Anthropic, la société qui édite l’assistant IA Claude, a entamé des discussions avec Samsung pour concevoir une puce sur mesure, selon des informations de The Information relayées par TechCrunch. L’entreprise américaine chercherait ainsi à réduire sa dépendance aux processeurs Nvidia. Rien n’est encore signé, mais la démarche confirme l’ampleur de la course aux puces IA propriétaires.
L’essentiel
- Anthropic explore la gravure en 2 nanomètres de Samsung pour une future puce IA
- Aucun design final ni calendrier de production n’a été arrêté, selon TechCrunch
- OpenAI a déjà dévoilé Jalapeño, sa puce d’inférence conçue avec Broadcom, fin juin 2026
- La Corée du Sud vient d’annoncer 880 milliards de dollars pour ses semi-conducteurs
Les discussions porteraient sur les usines de semi-conducteurs les plus avancées de Samsung, gravées en 2 nanomètres, ainsi que sur ses capacités de packaging avancé.
Ni le design, ni la charge de travail visée, ni les performances de cette éventuelle puce n’ont été arrêtés à ce stade, précise TechCrunch.
L’information a également été reprise par Bloomberg, qui cite des sources proches du dossier.
Sollicitée sur le sujet, Anthropic n’a confirmé aucun partenariat avec Samsung. L’entreprise affirme simplement qu’un socle matériel diversifié, mêlant puces Nvidia, TPU de Google et processeurs Trainium d’Amazon, restera central dans sa stratégie de calcul.

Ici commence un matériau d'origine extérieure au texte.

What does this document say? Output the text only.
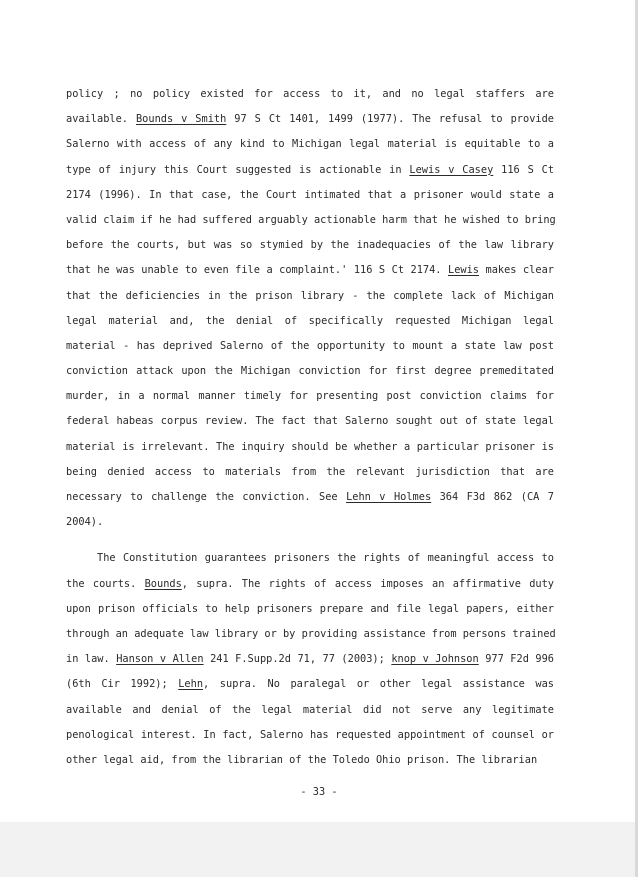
policy ; no policy existed for access to it, and no legal staffers are
available. Bounds v Smith 97 S Ct 1401, 1499 (1977). The refusal to provide
Salerno with access of any kind to Michigan legal material is equitable to a
type of injury this Court suggested is actionable in Lewis v Casey 116 S Ct
2174 (1996). In that case, the Court intimated that a prisoner would state a
valid claim if he had suffered arguably actionable harm that he wished to bring
before the courts, but was so stymied by the inadequacies of the law library
that he was unable to even file a complaint.' 116 S Ct 2174. Lewis makes clear
that the deficiencies in the prison library - the complete lack of Michigan
legal material and, the denial of specifically requested Michigan legal
material - has deprived Salerno of the opportunity to mount a state law post
conviction attack upon the Michigan conviction for first degree premeditated
murder, in a normal manner timely for presenting post conviction claims for
federal habeas corpus review. The fact that Salerno sought out of state legal
material is irrelevant. The inquiry should be whether a particular prisoner is
being denied access to materials from the relevant jurisdiction that are
necessary to challenge the conviction. See Lehn v Holmes 364 F3d 862 (CA 7
2004).
The Constitution guarantees prisoners the rights of meaningful access to
the courts. Bounds, supra. The rights of access imposes an affirmative duty
upon prison officials to help prisoners prepare and file legal papers, either
through an adequate law library or by providing assistance from persons trained
in law. Hanson v Allen 241 F.Supp.2d 71, 77 (2003); knop v Johnson 977 F2d 996
(6th Cir 1992); Lehn, supra. No paralegal or other legal assistance was
available and denial of the legal material did not serve any legitimate
penological interest. In fact, Salerno has requested appointment of counsel or
other legal aid, from the librarian of the Toledo Ohio prison. The librarian
- 33 -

Signe que le sujet est pris au sérieux en interne : Clive Chan, un ancien ingénieur de l’équipe de conception de puces d’OpenAI, a rejoint Anthropic pour bâtir son expertise matérielle.

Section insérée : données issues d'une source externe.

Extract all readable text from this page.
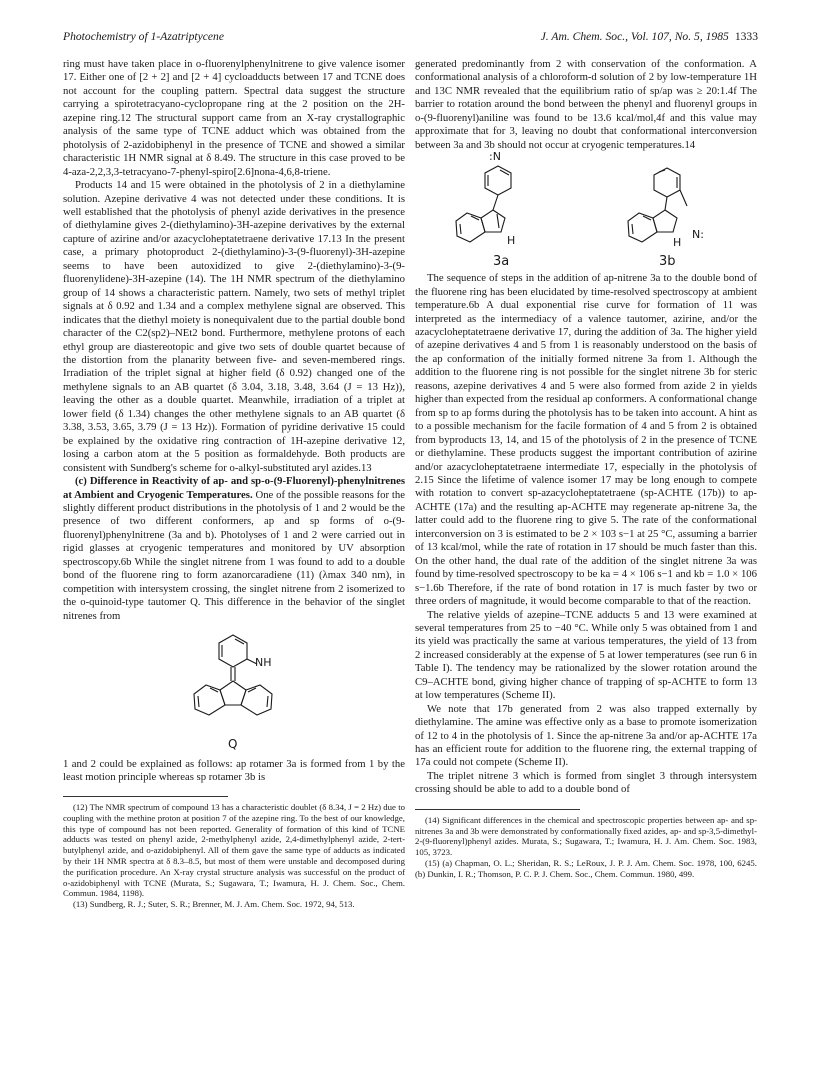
Photochemistry of 1-Azatriptycene	J. Am. Chem. Soc., Vol. 107, No. 5, 1985 1333

ring must have taken place in o-fluorenylphenylnitrene to give valence isomer 17. Either one of [2 + 2] and [2 + 4] cycloadducts between 17 and TCNE does not account for the coupling pattern. Spectral data suggest the structure carrying a spirotetracyano-cyclopropane ring at the 2 position on the 2H-azepine ring.12 The structural support came from an X-ray crystallographic analysis of the same type of TCNE adduct which was obtained from the photolysis of 2-azidobiphenyl in the presence of TCNE and showed a similar characteristic 1H NMR signal at δ 8.49. The structure in this case proved to be 4-aza-2,2,3,3-tetracyano-7-phenyl-spiro[2.6]nona-4,6,8-triene.

Products 14 and 15 were obtained in the photolysis of 2 in a diethylamine solution. Azepine derivative 4 was not detected under these conditions. It is well established that the photolysis of phenyl azide derivatives in the presence of diethylamine gives 2-(diethylamino)-3H-azepine derivatives by the external capture of azirine and/or azacycloheptatetraene derivative 17.13 In the present case, a primary photoproduct 2-(diethylamino)-3-(9-fluorenyl)-3H-azepine seems to have been autoxidized to give 2-(diethylamino)-3-(9-fluorenylidene)-3H-azepine (14). The 1H NMR spectrum of the diethylamino group of 14 shows a characteristic pattern. Namely, two sets of methyl triplet signals at δ 0.92 and 1.34 and a complex methylene signal are observed. This indicates that the diethyl moiety is nonequivalent due to the partial double bond character of the C2(sp2)–NEt2 bond. Furthermore, methylene protons of each ethyl group are diastereotopic and give two sets of double quartet because of the distortion from the planarity between five- and seven-membered rings. Irradiation of the triplet signal at higher field (δ 0.92) changed one of the methylene signals to an AB quartet (δ 3.04, 3.18, 3.48, 3.64 (J = 13 Hz)), leaving the other as a double quartet. Meanwhile, irradiation of a triplet at lower field (δ 1.34) changes the other methylene signals to an AB quartet (δ 3.38, 3.53, 3.65, 3.79 (J = 13 Hz)). Formation of pyridine derivative 15 could be explained by the oxidative ring contraction of 1H-azepine derivative 12, losing a carbon atom at the 5 position as formaldehyde. Both products are consistent with Sundberg's scheme for o-alkyl-substituted aryl azides.13

(c) Difference in Reactivity of ap- and sp-o-(9-Fluorenyl)-phenylnitrenes at Ambient and Cryogenic Temperatures. One of the possible reasons for the slightly different product distributions in the photolysis of 1 and 2 would be the presence of two different conformers, ap and sp forms of o-(9-fluorenyl)phenylnitrene (3a and b). Photolyses of 1 and 2 were carried out in rigid glasses at cryogenic temperatures and monitored by UV absorption spectroscopy.6b While the singlet nitrene from 1 was found to add to a double bond of the fluorene ring to form azanorcaradiene (11) (λmax 340 nm), in competition with intersystem crossing, the singlet nitrene from 2 isomerized to the o-quinoid-type tautomer Q. This difference in the behavior of the singlet nitrenes from

NH
Q

1 and 2 could be explained as follows: ap rotamer 3a is formed from 1 by the least motion principle whereas sp rotamer 3b is

(12) The NMR spectrum of compound 13 has a characteristic doublet (δ 8.34, J = 2 Hz) due to coupling with the methine proton at position 7 of the azepine ring. To the best of our knowledge, this type of compound has not been reported. Generality of formation of this kind of TCNE adducts was tested on phenyl azide, 2-methylphenyl azide, 2,4-dimethylphenyl azide, 2-tert-butylphenyl azide, and o-azidobiphenyl. All of them gave the same type of adducts as indicated by their 1H NMR spectra at δ 8.3–8.5, but most of them were unstable and decomposed during the purification procedure. An X-ray crystal structure analysis was successful on the product of o-azidobiphenyl with TCNE (Murata, S.; Sugawara, T.; Iwamura, H. J. Chem. Soc., Chem. Commun. 1984, 1198).

(13) Sundberg, R. J.; Suter, S. R.; Brenner, M. J. Am. Chem. Soc. 1972, 94, 513.

generated predominantly from 2 with conservation of the conformation. A conformational analysis of a chloroform-d solution of 2 by low-temperature 1H and 13C NMR revealed that the equilibrium ratio of sp/ap was ≥ 20:1.4f The barrier to rotation around the bond between the phenyl and fluorenyl groups in o-(9-fluorenyl)aniline was found to be 13.6 kcal/mol,4f and this value may approximate that for 3, leaving no doubt that conformational interconversion between 3a and 3b should not occur at cryogenic temperatures.14

:N
H	H
N:
3a	3b

The sequence of steps in the addition of ap-nitrene 3a to the double bond of the fluorene ring has been elucidated by time-resolved spectroscopy at ambient temperature.6b A dual exponential rise curve for formation of 11 was interpreted as the intermediacy of a valence tautomer, azirine, and/or the azacycloheptatetraene derivative 17, during the addition of 3a. The higher yield of azepine derivatives 4 and 5 from 1 is reasonably understood on the basis of the ap conformation of the initially formed nitrene 3a from 1. Although the addition to the fluorene ring is not possible for the singlet nitrene 3b for steric reasons, azepine derivatives 4 and 5 were also formed from azide 2 in yields higher than expected from the residual ap conformers. A conformational change from sp to ap forms during the photolysis has to be taken into account. A hint as to a possible mechanism for the facile formation of 4 and 5 from 2 is obtained from byproducts 13, 14, and 15 of the photolysis of 2 in the presence of TCNE or diethylamine. These products suggest the important contribution of azirine and/or azacycloheptatetraene intermediate 17, especially in the photolysis of 2.15 Since the lifetime of valence isomer 17 may be long enough to compete with rotation to convert sp-azacycloheptatetraene (sp-ACHTE (17b)) to ap-ACHTE (17a) and the resulting ap-ACHTE may regenerate ap-nitrene 3a, the latter could add to the fluorene ring to give 5. The rate of the conformational interconversion on 3 is estimated to be 2 × 103 s−1 at 25 °C, assuming a barrier of 13 kcal/mol, while the rate of rotation in 17 should be much faster than this. On the other hand, the dual rate of the addition of the singlet nitrene 3a was found by time-resolved spectroscopy to be ka = 4 × 106 s−1 and kb = 1.0 × 106 s−1.6b Therefore, if the rate of bond rotation in 17 is much faster by two or three orders of magnitude, it would become comparable to that of the reaction.

The relative yields of azepine–TCNE adducts 5 and 13 were examined at several temperatures from 25 to −40 °C. While only 5 was obtained from 1 and its yield was practically the same at various temperatures, the yield of 13 from 2 increased considerably at the expense of 5 at lower temperatures (see run 6 in Table I). The tendency may be rationalized by the slower rotation around the C9–ACHTE bond, giving higher chance of trapping of sp-ACHTE to form 13 at low temperatures (Scheme II).

We note that 17b generated from 2 was also trapped externally by diethylamine. The amine was effective only as a base to promote isomerization of 12 to 4 in the photolysis of 1. Since the ap-nitrene 3a and/or ap-ACHTE 17a has an efficient route for addition to the fluorene ring, the external trapping of 17a could not compete (Scheme II).

The triplet nitrene 3 which is formed from singlet 3 through intersystem crossing should be able to add to a double bond of

(14) Significant differences in the chemical and spectroscopic properties between ap- and sp-nitrenes 3a and 3b were demonstrated by conformationally fixed azides, ap- and sp-3,5-dimethyl-2-(9-fluorenyl)phenyl azides. Murata, S.; Sugawara, T.; Iwamura, H. J. Am. Chem. Soc. 1983, 105, 3723.

(15) (a) Chapman, O. L.; Sheridan, R. S.; LeRoux, J. P. J. Am. Chem. Soc. 1978, 100, 6245. (b) Dunkin, I. R.; Thomson, P. C. P. J. Chem. Soc., Chem. Commun. 1980, 499.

Pourquoi Anthropic veut sa propre puce
Faire tourner le nouveau modèle Claude Sonnet 5 lancé fin juin coûte cher en puissance de calcul.
Les processeurs Nvidia dominent toujours le marché de l’entraînement et de l’inférence des grands modèles de langage.
Mais leur prix élevé et leur disponibilité limitée poussent les géants de l’IA à chercher des alternatives sur mesure, taillées pour leurs propres modèles.
Une puce interne permettrait à Anthropic de mieux maîtriser ses coûts à mesure que l’usage de Claude explose, chez les particuliers comme dans les entreprises.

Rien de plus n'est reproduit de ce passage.